The last week or so has been pretty aggravating and stressful — I’m working on a project which I can’t yet talk about, but it involves a lot of ActionScript coding on a tight deadline. I’m sure there are worse languages to implement math-heavy algorithms in than ActionScript, with its see-no-evil approach to syntax checking and hair-pullingly slow arithmetic, but thankfully, I’ve never had to use them.

Still, as aggravating as it has been, I’m grateful I’m not a film critic, because then I would have to see The Last Kiss. I can’t imagine a cinematic experience more tooth-grindingly odious than Zach Braff speaking the words of Paul Haggis. Unless it somehow included Julia Roberts.

Leave it to the The AV Club to make (sour) lemonaid by using this as an excuse to launch a week-long snarkathon featuring the calculated earnestness of Zach Braff. Oh sure, we all hated Garden State. But the AV Club turns that into an art.

project censored

Censored-SnipYou know, I generally (but not always) fall to the left on most social and political issues, but frankly, sometimes that makes me pretty embarrassed about the company that would imply I keep. Case in point: Project Censored, which claims to compile the stories the mainstream media censors.

Let’s leave aside the fact that they don’t supply any actual evidence of censorship, and every single item they list is a beloved leftie cause — I’m sure these people have read their Chomsky, and thus have the magical insight that allows them to detect how “structural forces” are causing censorship before there’s any need to actually, you know, censor. And, of course, only left-wing issues ever need to be censored. Duh. But are all of these stories even underreported? The number one “censored” story is about the US battle over network neutrality. It took me roughly twelve seconds to find 22 mentions in the New York Times alone, and Google lists over 2 million occurrences of the phrase “network neutrality”. Clearly the censors (sorry, I mean “structures”) have not been doing a very good job.
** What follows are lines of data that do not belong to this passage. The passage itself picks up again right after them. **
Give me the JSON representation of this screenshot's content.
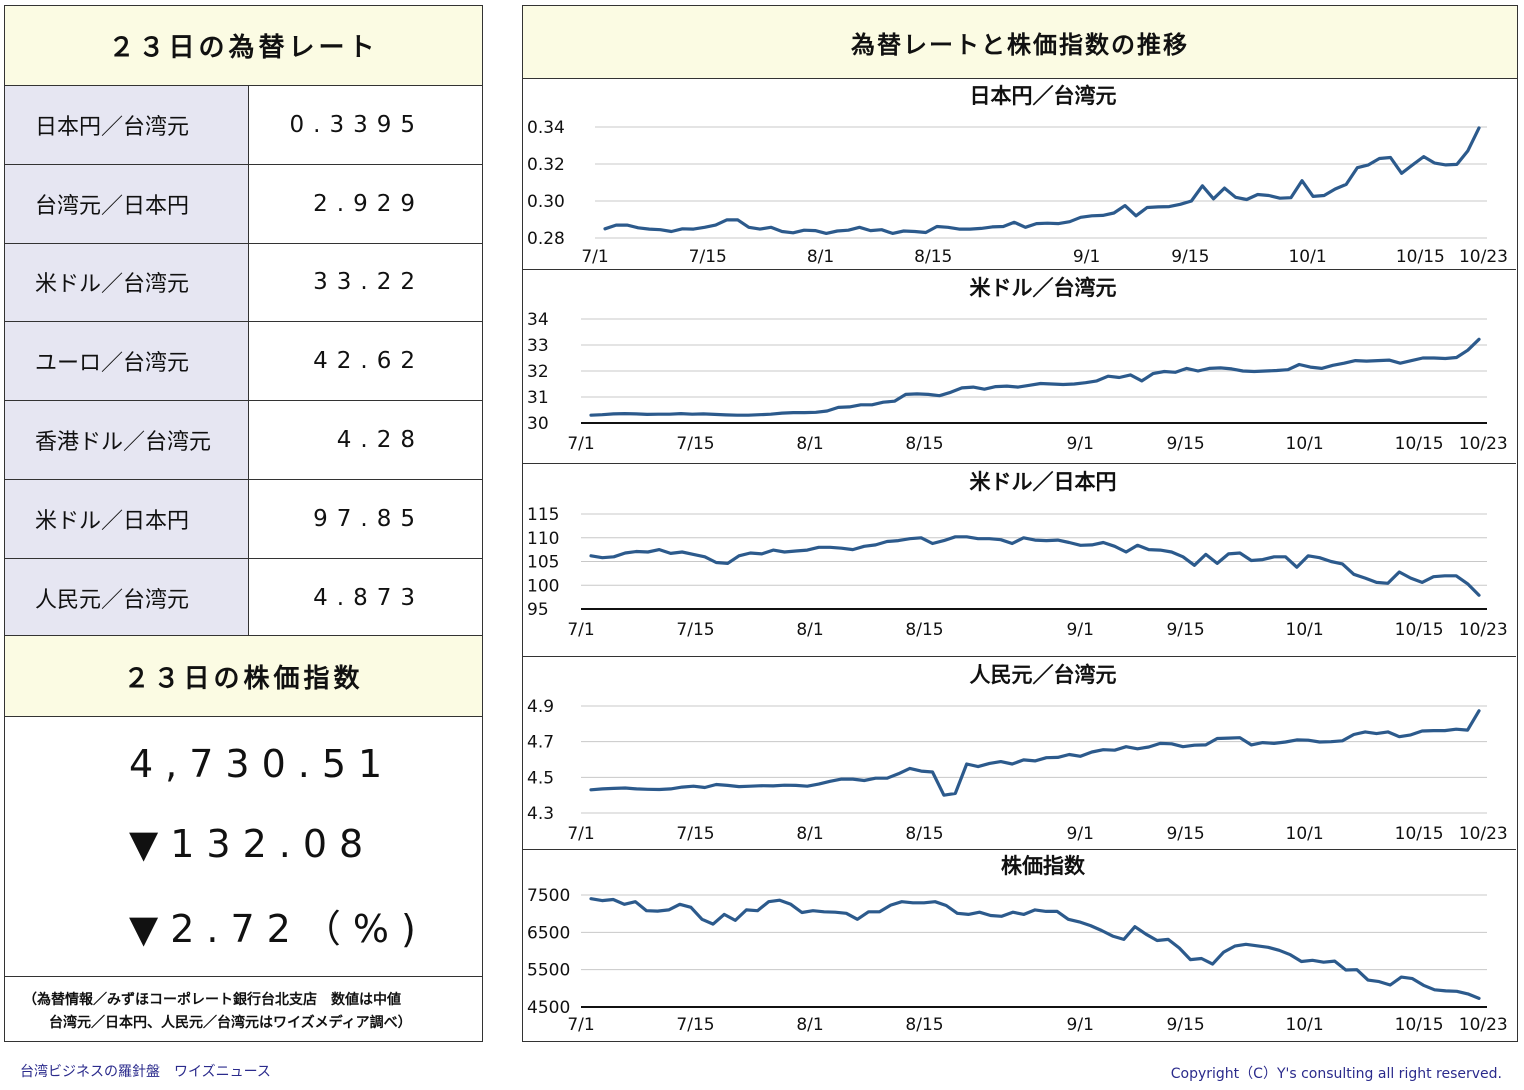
{
  "rates": {
    "title": "２３日の為替レート",
    "rows": [
      {
        "name": "日本円／台湾元",
        "value": "0.3395"
      },
      {
        "name": "台湾元／日本円",
        "value": "2.929"
      },
      {
        "name": "米ドル／台湾元",
        "value": "33.22"
      },
      {
        "name": "ユーロ／台湾元",
        "value": "42.62"
      },
      {
        "name": "香港ドル／台湾元",
        "value": "4.28"
      },
      {
        "name": "米ドル／日本円",
        "value": "97.85"
      },
      {
        "name": "人民元／台湾元",
        "value": "4.873"
      }
    ]
  },
  "index": {
    "title": "２３日の株価指数",
    "value": "4,730.51",
    "change": "▼132.08",
    "percent": "▼2.72（%)",
    "note_line1": "（為替情報／みずほコーポレート銀行台北支店　数値は中値",
    "note_line2": "台湾元／日本円、人民元／台湾元はワイズメディア調べ）"
  },
  "panel": {
    "title": "為替レートと株価指数の推移"
  },
  "footer": {
    "left": "台湾ビジネスの羅針盤　ワイズニュース",
    "right": "Copyright（C）Y's consulting all right reserved."
  },
  "chart_data": [
    {
      "type": "line",
      "title": "日本円／台湾元",
      "xticks": [
        "7/1",
        "7/15",
        "8/1",
        "8/15",
        "9/1",
        "9/15",
        "10/1",
        "10/15",
        "10/23"
      ],
      "yticks": [
        "0.34",
        "0.32",
        "0.30",
        "0.28"
      ],
      "ylim": [
        0.28,
        0.34
      ],
      "color": "#2c5a8c",
      "series": [
        {
          "values": [
            0.285,
            0.287,
            0.287,
            0.2855,
            0.2848,
            0.2845,
            0.2835,
            0.285,
            0.2848,
            0.2858,
            0.287,
            0.2898,
            0.2898,
            0.2858,
            0.2848,
            0.2858,
            0.2835,
            0.2828,
            0.2842,
            0.284,
            0.2825,
            0.2838,
            0.2842,
            0.2858,
            0.284,
            0.2845,
            0.2825,
            0.2838,
            0.2835,
            0.283,
            0.2862,
            0.2858,
            0.2848,
            0.2848,
            0.2852,
            0.286,
            0.2862,
            0.2885,
            0.2858,
            0.2878,
            0.288,
            0.2878,
            0.2888,
            0.2912,
            0.292,
            0.2922,
            0.2935,
            0.2975,
            0.292,
            0.2965,
            0.2968,
            0.297,
            0.2982,
            0.3,
            0.3082,
            0.3012,
            0.307,
            0.302,
            0.3008,
            0.3035,
            0.303,
            0.3015,
            0.3018,
            0.311,
            0.3025,
            0.303,
            0.3065,
            0.309,
            0.318,
            0.3195,
            0.323,
            0.3235,
            0.315,
            0.3195,
            0.324,
            0.3205,
            0.3195,
            0.3198,
            0.3272,
            0.3395
          ]
        }
      ]
    },
    {
      "type": "line",
      "title": "米ドル／台湾元",
      "xticks": [
        "7/1",
        "7/15",
        "8/1",
        "8/15",
        "9/1",
        "9/15",
        "10/1",
        "10/15",
        "10/23"
      ],
      "yticks": [
        "34",
        "33",
        "32",
        "31",
        "30"
      ],
      "ylim": [
        30,
        34
      ],
      "color": "#2c5a8c",
      "series": [
        {
          "values": [
            30.3,
            30.32,
            30.35,
            30.36,
            30.35,
            30.33,
            30.34,
            30.34,
            30.36,
            30.34,
            30.35,
            30.33,
            30.31,
            30.3,
            30.3,
            30.32,
            30.34,
            30.38,
            30.4,
            30.4,
            30.41,
            30.46,
            30.6,
            30.62,
            30.7,
            30.7,
            30.8,
            30.84,
            31.1,
            31.12,
            31.1,
            31.05,
            31.18,
            31.35,
            31.38,
            31.3,
            31.4,
            31.42,
            31.38,
            31.45,
            31.52,
            31.5,
            31.48,
            31.5,
            31.55,
            31.62,
            31.8,
            31.75,
            31.85,
            31.62,
            31.9,
            31.98,
            31.95,
            32.1,
            32.0,
            32.1,
            32.12,
            32.08,
            32.0,
            31.98,
            32.0,
            32.02,
            32.05,
            32.25,
            32.15,
            32.1,
            32.22,
            32.3,
            32.4,
            32.38,
            32.4,
            32.42,
            32.3,
            32.4,
            32.5,
            32.5,
            32.48,
            32.52,
            32.8,
            33.22
          ]
        }
      ]
    },
    {
      "type": "line",
      "title": "米ドル／日本円",
      "xticks": [
        "7/1",
        "7/15",
        "8/1",
        "8/15",
        "9/1",
        "9/15",
        "10/1",
        "10/15",
        "10/23"
      ],
      "yticks": [
        "115",
        "110",
        "105",
        "100",
        "95"
      ],
      "ylim": [
        95,
        115
      ],
      "color": "#2c5a8c",
      "series": [
        {
          "values": [
            106.2,
            105.8,
            106.0,
            106.8,
            107.1,
            107.0,
            107.5,
            106.7,
            107.0,
            106.5,
            106.0,
            104.8,
            104.6,
            106.2,
            106.8,
            106.6,
            107.4,
            107.0,
            107.2,
            107.4,
            108.0,
            108.0,
            107.8,
            107.5,
            108.2,
            108.5,
            109.2,
            109.4,
            109.8,
            110.0,
            108.8,
            109.4,
            110.2,
            110.2,
            109.8,
            109.8,
            109.6,
            108.8,
            110.0,
            109.5,
            109.4,
            109.5,
            109.0,
            108.4,
            108.5,
            109.0,
            108.2,
            107.0,
            108.4,
            107.5,
            107.4,
            107.0,
            106.0,
            104.2,
            106.5,
            104.6,
            106.6,
            106.8,
            105.2,
            105.4,
            106.0,
            106.0,
            103.8,
            106.2,
            105.8,
            105.0,
            104.5,
            102.3,
            101.5,
            100.6,
            100.4,
            102.8,
            101.5,
            100.6,
            101.8,
            102.0,
            102.0,
            100.3,
            97.9
          ]
        }
      ]
    },
    {
      "type": "line",
      "title": "人民元／台湾元",
      "xticks": [
        "7/1",
        "7/15",
        "8/1",
        "8/15",
        "9/1",
        "9/15",
        "10/1",
        "10/15",
        "10/23"
      ],
      "yticks": [
        "4.9",
        "4.7",
        "4.5",
        "4.3"
      ],
      "ylim": [
        4.3,
        4.9
      ],
      "color": "#2c5a8c",
      "series": [
        {
          "values": [
            4.43,
            4.435,
            4.438,
            4.44,
            4.435,
            4.433,
            4.432,
            4.435,
            4.445,
            4.45,
            4.443,
            4.46,
            4.455,
            4.448,
            4.45,
            4.453,
            4.452,
            4.456,
            4.455,
            4.45,
            4.462,
            4.478,
            4.49,
            4.49,
            4.482,
            4.495,
            4.495,
            4.52,
            4.55,
            4.535,
            4.53,
            4.4,
            4.41,
            4.575,
            4.56,
            4.578,
            4.588,
            4.575,
            4.598,
            4.592,
            4.61,
            4.612,
            4.628,
            4.618,
            4.642,
            4.655,
            4.652,
            4.672,
            4.66,
            4.67,
            4.69,
            4.688,
            4.672,
            4.68,
            4.682,
            4.718,
            4.72,
            4.722,
            4.682,
            4.695,
            4.69,
            4.698,
            4.71,
            4.708,
            4.698,
            4.7,
            4.705,
            4.74,
            4.755,
            4.745,
            4.755,
            4.728,
            4.738,
            4.76,
            4.762,
            4.762,
            4.77,
            4.765,
            4.873
          ]
        }
      ]
    },
    {
      "type": "line",
      "title": "株価指数",
      "xticks": [
        "7/1",
        "7/15",
        "8/1",
        "8/15",
        "9/1",
        "9/15",
        "10/1",
        "10/15",
        "10/23"
      ],
      "yticks": [
        "7500",
        "6500",
        "5500",
        "4500"
      ],
      "ylim": [
        4500,
        7500
      ],
      "color": "#2c5a8c",
      "series": [
        {
          "values": [
            7400,
            7350,
            7380,
            7250,
            7320,
            7080,
            7070,
            7100,
            7250,
            7170,
            6850,
            6720,
            6980,
            6820,
            7100,
            7080,
            7320,
            7360,
            7250,
            7030,
            7080,
            7050,
            7040,
            7010,
            6850,
            7050,
            7050,
            7230,
            7320,
            7290,
            7290,
            7320,
            7220,
            7010,
            6980,
            7040,
            6950,
            6930,
            7040,
            6980,
            7100,
            7060,
            7060,
            6850,
            6780,
            6680,
            6550,
            6400,
            6310,
            6650,
            6450,
            6280,
            6310,
            6080,
            5770,
            5800,
            5650,
            5970,
            6130,
            6180,
            6140,
            6100,
            6020,
            5900,
            5720,
            5750,
            5700,
            5730,
            5490,
            5500,
            5220,
            5180,
            5090,
            5300,
            5260,
            5080,
            4960,
            4930,
            4920,
            4850,
            4730
          ]
        }
      ]
    }
  ]
}
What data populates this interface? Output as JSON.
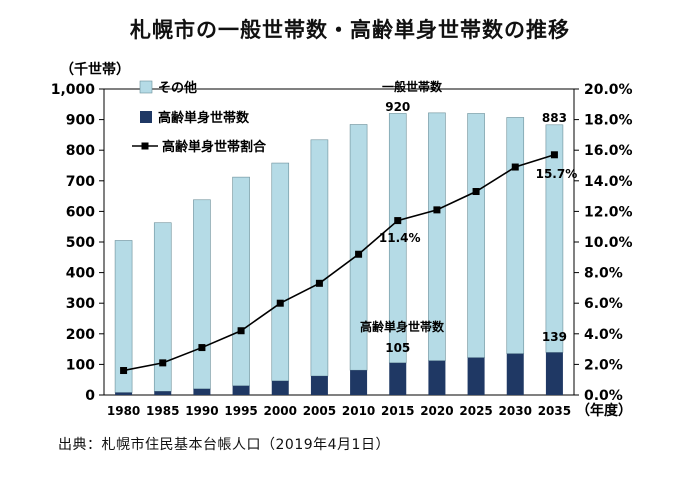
{
  "chart_data": {
    "type": "bar",
    "title": "札幌市の一般世帯数・高齢単身世帯数の推移",
    "categories": [
      "1980",
      "1985",
      "1990",
      "1995",
      "2000",
      "2005",
      "2010",
      "2015",
      "2020",
      "2025",
      "2030",
      "2035"
    ],
    "y_left_unit": "（千世帯）",
    "x_unit": "（年度）",
    "ylim_left": [
      0,
      1000
    ],
    "ylim_right": [
      0,
      20
    ],
    "left_ticks": [
      "0",
      "100",
      "200",
      "300",
      "400",
      "500",
      "600",
      "700",
      "800",
      "900",
      "1,000"
    ],
    "right_ticks": [
      "0.0%",
      "2.0%",
      "4.0%",
      "6.0%",
      "8.0%",
      "10.0%",
      "12.0%",
      "14.0%",
      "16.0%",
      "18.0%",
      "20.0%"
    ],
    "total_households": [
      505,
      563,
      638,
      712,
      758,
      834,
      884,
      920,
      922,
      920,
      907,
      883
    ],
    "series": [
      {
        "name": "高齢単身世帯数",
        "values": [
          8,
          12,
          20,
          30,
          46,
          62,
          81,
          105,
          112,
          122,
          135,
          139
        ],
        "color": "#1f3864"
      },
      {
        "name": "その他",
        "values": [
          497,
          551,
          618,
          682,
          712,
          772,
          803,
          815,
          810,
          798,
          772,
          744
        ],
        "color": "#b5dbe6"
      },
      {
        "name": "高齢単身世帯割合",
        "values": [
          1.6,
          2.1,
          3.1,
          4.2,
          6.0,
          7.3,
          9.2,
          11.4,
          12.1,
          13.3,
          14.9,
          15.7
        ],
        "axis": "right",
        "color": "#000000"
      }
    ],
    "legend": [
      "その他",
      "高齢単身世帯数",
      "高齢単身世帯割合"
    ],
    "annotations": {
      "general_label": "一般世帯数",
      "general_2015": "920",
      "general_2035": "883",
      "elderly_label": "高齢単身世帯数",
      "elderly_2015": "105",
      "elderly_2035": "139",
      "ratio_2015": "11.4%",
      "ratio_2035": "15.7%"
    },
    "source": "出典：札幌市住民基本台帳人口（2019年4月1日）"
  }
}
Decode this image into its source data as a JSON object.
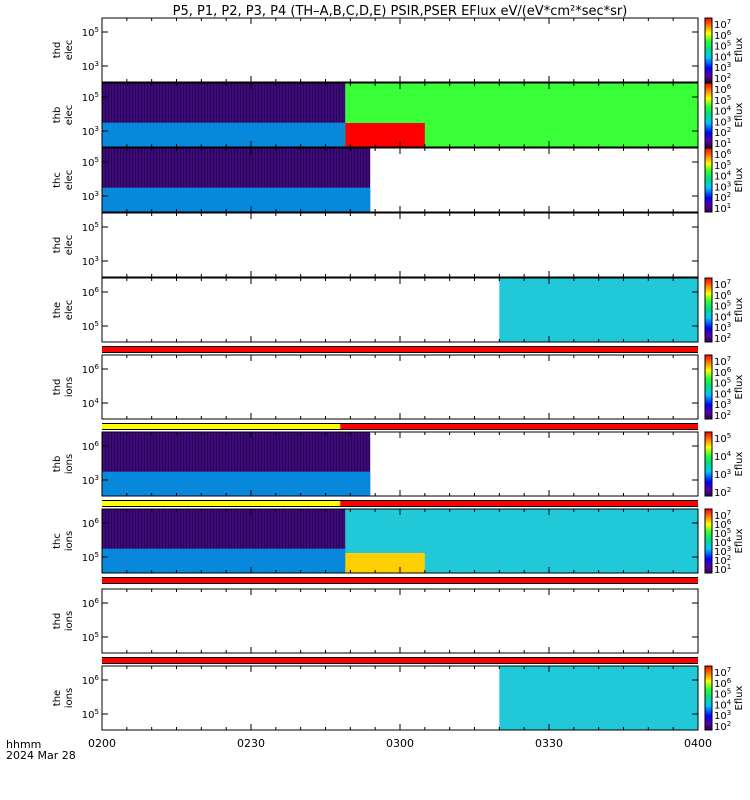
{
  "title": "P5, P1, P2, P3, P4 (TH–A,B,C,D,E) PSIR,PSER EFlux eV/(eV*cm²*sec*sr)",
  "time_label": "hhmm",
  "date_label": "2024 Mar 28",
  "colorbar_label": "Eflux",
  "chart_data": {
    "type": "heatmap",
    "x_ticks": [
      "0200",
      "0230",
      "0300",
      "0330",
      "0400"
    ],
    "xlim": [
      "0200",
      "0400"
    ],
    "y_scale": "log",
    "panels": [
      {
        "probe": "thd",
        "species": "elec",
        "ylabel_1": "thd",
        "ylabel_2": "elec",
        "yticks": [
          {
            "b": "10",
            "e": "5"
          },
          {
            "b": "10",
            "e": "3"
          }
        ],
        "colorbar": {
          "ticks": [
            {
              "b": "10",
              "e": "7"
            },
            {
              "b": "10",
              "e": "6"
            },
            {
              "b": "10",
              "e": "5"
            },
            {
              "b": "10",
              "e": "4"
            },
            {
              "b": "10",
              "e": "3"
            },
            {
              "b": "10",
              "e": "2"
            }
          ]
        },
        "blocks": []
      },
      {
        "probe": "thb",
        "species": "elec",
        "ylabel_1": "thb",
        "ylabel_2": "elec",
        "yticks": [
          {
            "b": "10",
            "e": "5"
          },
          {
            "b": "10",
            "e": "3"
          }
        ],
        "colorbar": {
          "ticks": [
            {
              "b": "10",
              "e": "6"
            },
            {
              "b": "10",
              "e": "5"
            },
            {
              "b": "10",
              "e": "4"
            },
            {
              "b": "10",
              "e": "3"
            },
            {
              "b": "10",
              "e": "2"
            },
            {
              "b": "10",
              "e": "1"
            }
          ]
        },
        "blocks": [
          {
            "t0": "0200",
            "t1": "0249",
            "level": "low-to-mid"
          },
          {
            "t0": "0249",
            "t1": "0400",
            "level": "mid-high"
          },
          {
            "t0": "0249",
            "t1": "0305",
            "level": "max"
          }
        ]
      },
      {
        "probe": "thc",
        "species": "elec",
        "ylabel_1": "thc",
        "ylabel_2": "elec",
        "yticks": [
          {
            "b": "10",
            "e": "5"
          },
          {
            "b": "10",
            "e": "3"
          }
        ],
        "colorbar": {
          "ticks": [
            {
              "b": "10",
              "e": "6"
            },
            {
              "b": "10",
              "e": "5"
            },
            {
              "b": "10",
              "e": "4"
            },
            {
              "b": "10",
              "e": "3"
            },
            {
              "b": "10",
              "e": "2"
            },
            {
              "b": "10",
              "e": "1"
            }
          ]
        },
        "blocks": [
          {
            "t0": "0200",
            "t1": "0254",
            "level": "low-to-mid"
          }
        ]
      },
      {
        "probe": "thd",
        "species": "elec",
        "ylabel_1": "thd",
        "ylabel_2": "elec",
        "yticks": [
          {
            "b": "10",
            "e": "5"
          },
          {
            "b": "10",
            "e": "3"
          }
        ],
        "blocks": []
      },
      {
        "probe": "the",
        "species": "elec",
        "ylabel_1": "the",
        "ylabel_2": "elec",
        "yticks": [
          {
            "b": "10",
            "e": "6"
          },
          {
            "b": "10",
            "e": "5"
          }
        ],
        "colorbar": {
          "ticks": [
            {
              "b": "10",
              "e": "7"
            },
            {
              "b": "10",
              "e": "6"
            },
            {
              "b": "10",
              "e": "5"
            },
            {
              "b": "10",
              "e": "4"
            },
            {
              "b": "10",
              "e": "3"
            },
            {
              "b": "10",
              "e": "2"
            }
          ]
        },
        "blocks": [
          {
            "t0": "0320",
            "t1": "0400",
            "level": "mid"
          }
        ]
      },
      {
        "probe": "thd",
        "species": "ions",
        "ylabel_1": "thd",
        "ylabel_2": "ions",
        "yticks": [
          {
            "b": "10",
            "e": "6"
          },
          {
            "b": "10",
            "e": "4"
          }
        ],
        "colorbar": {
          "ticks": [
            {
              "b": "10",
              "e": "7"
            },
            {
              "b": "10",
              "e": "6"
            },
            {
              "b": "10",
              "e": "5"
            },
            {
              "b": "10",
              "e": "4"
            },
            {
              "b": "10",
              "e": "3"
            },
            {
              "b": "10",
              "e": "2"
            }
          ]
        },
        "blocks": []
      },
      {
        "probe": "thb",
        "species": "ions",
        "ylabel_1": "thb",
        "ylabel_2": "ions",
        "yticks": [
          {
            "b": "10",
            "e": "6"
          },
          {
            "b": "10",
            "e": "3"
          }
        ],
        "colorbar": {
          "ticks": [
            {
              "b": "10",
              "e": "5"
            },
            {
              "b": "10",
              "e": "4"
            },
            {
              "b": "10",
              "e": "3"
            },
            {
              "b": "10",
              "e": "2"
            }
          ]
        },
        "blocks": [
          {
            "t0": "0200",
            "t1": "0254",
            "level": "low"
          }
        ]
      },
      {
        "probe": "thc",
        "species": "ions",
        "ylabel_1": "thc",
        "ylabel_2": "ions",
        "yticks": [
          {
            "b": "10",
            "e": "6"
          },
          {
            "b": "10",
            "e": "5"
          }
        ],
        "colorbar": {
          "ticks": [
            {
              "b": "10",
              "e": "7"
            },
            {
              "b": "10",
              "e": "6"
            },
            {
              "b": "10",
              "e": "5"
            },
            {
              "b": "10",
              "e": "4"
            },
            {
              "b": "10",
              "e": "3"
            },
            {
              "b": "10",
              "e": "2"
            },
            {
              "b": "10",
              "e": "1"
            }
          ]
        },
        "blocks": [
          {
            "t0": "0200",
            "t1": "0249",
            "level": "low"
          },
          {
            "t0": "0249",
            "t1": "0400",
            "level": "mid"
          },
          {
            "t0": "0249",
            "t1": "0305",
            "level": "high"
          }
        ]
      },
      {
        "probe": "thd",
        "species": "ions",
        "ylabel_1": "thd",
        "ylabel_2": "ions",
        "yticks": [
          {
            "b": "10",
            "e": "6"
          },
          {
            "b": "10",
            "e": "5"
          }
        ],
        "blocks": []
      },
      {
        "probe": "the",
        "species": "ions",
        "ylabel_1": "the",
        "ylabel_2": "ions",
        "yticks": [
          {
            "b": "10",
            "e": "6"
          },
          {
            "b": "10",
            "e": "5"
          }
        ],
        "colorbar": {
          "ticks": [
            {
              "b": "10",
              "e": "7"
            },
            {
              "b": "10",
              "e": "6"
            },
            {
              "b": "10",
              "e": "5"
            },
            {
              "b": "10",
              "e": "4"
            },
            {
              "b": "10",
              "e": "3"
            },
            {
              "b": "10",
              "e": "2"
            }
          ]
        },
        "blocks": [
          {
            "t0": "0320",
            "t1": "0400",
            "level": "mid"
          }
        ]
      }
    ],
    "mode_bars": [
      {
        "after_panel": 4,
        "segments": [
          {
            "t0": "0200",
            "t1": "0400",
            "color": "#ff0000"
          }
        ]
      },
      {
        "after_panel": 5,
        "segments": [
          {
            "t0": "0200",
            "t1": "0248",
            "color": "#ffff00"
          },
          {
            "t0": "0248",
            "t1": "0400",
            "color": "#ff0000"
          }
        ]
      },
      {
        "after_panel": 6,
        "segments": [
          {
            "t0": "0200",
            "t1": "0248",
            "color": "#ffff00"
          },
          {
            "t0": "0248",
            "t1": "0400",
            "color": "#ff0000"
          }
        ]
      },
      {
        "after_panel": 7,
        "segments": [
          {
            "t0": "0200",
            "t1": "0400",
            "color": "#ff0000"
          }
        ]
      },
      {
        "after_panel": 8,
        "segments": [
          {
            "t0": "0200",
            "t1": "0400",
            "color": "#ff0000"
          }
        ]
      }
    ]
  }
}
At #18 we have “Physicist Challenges Official 9-11 Story”, about the massively overreported, widely debunked, BYU conspiracy theorist Steven E Jones. The real underreported story? “Every Other Physicist on Planet Thinks Steven E Jones is a Nut.” #24 tells us the explosive truth about Dick Cheney — he has connections to Halliburton and (get this) stands to profit from them. If only the mainstream (sorry, I mean “corporate”) media had ever made any mention of this whatsoever!

Okay, okay, now I’m just getting sarcastic. I think some of the other stories may really be underreported, though not because of censorship. But really, as an actual thinking person, why should I trust an organization with the same commitment to fairness and balance as Fox News? Just because I happen to sometimes agree with them?

The Templeton


Gillian at The Templeton, originally uploaded by Mister Wind-Up Bird.

The Templeton is a little diner on Granville St, wedged uncomfortably into a block of sex shops. It’s been running since 1934 and has lots of vintage diner touches, but the free wireless and video projector showing cartoons are probably more recent additions. It also has lots of greasy food and sour coffee and deep fried Mars bars. I dig it

the Peak of Inflated Expectations and the Trough of Disillusionment

I find this plot by tech analysts Gartner, Inc. to be quite the amusing, especially since I’ve had professional or research encounters with several of these technologies, and I think that yes, folksonomies and social network analysis are about to disillusion a lot of people, and speech translation, augmented reality and prediction markets are all quite likely to get a lot more hype in the near future.

Gartner Hype Cycle 2006-Tm

That said, I wonder about the wisdom of trying to fit the evolution of every technology onto this kind of line. Was Ajax really as hyped as Web 2.0 and I somehow missed it? ‘Cause from my point of view Ajax just popped up one day and made Gmail kinda awesome. And biometric payments? Seriously?

I wonder how this will look in five years? Or two?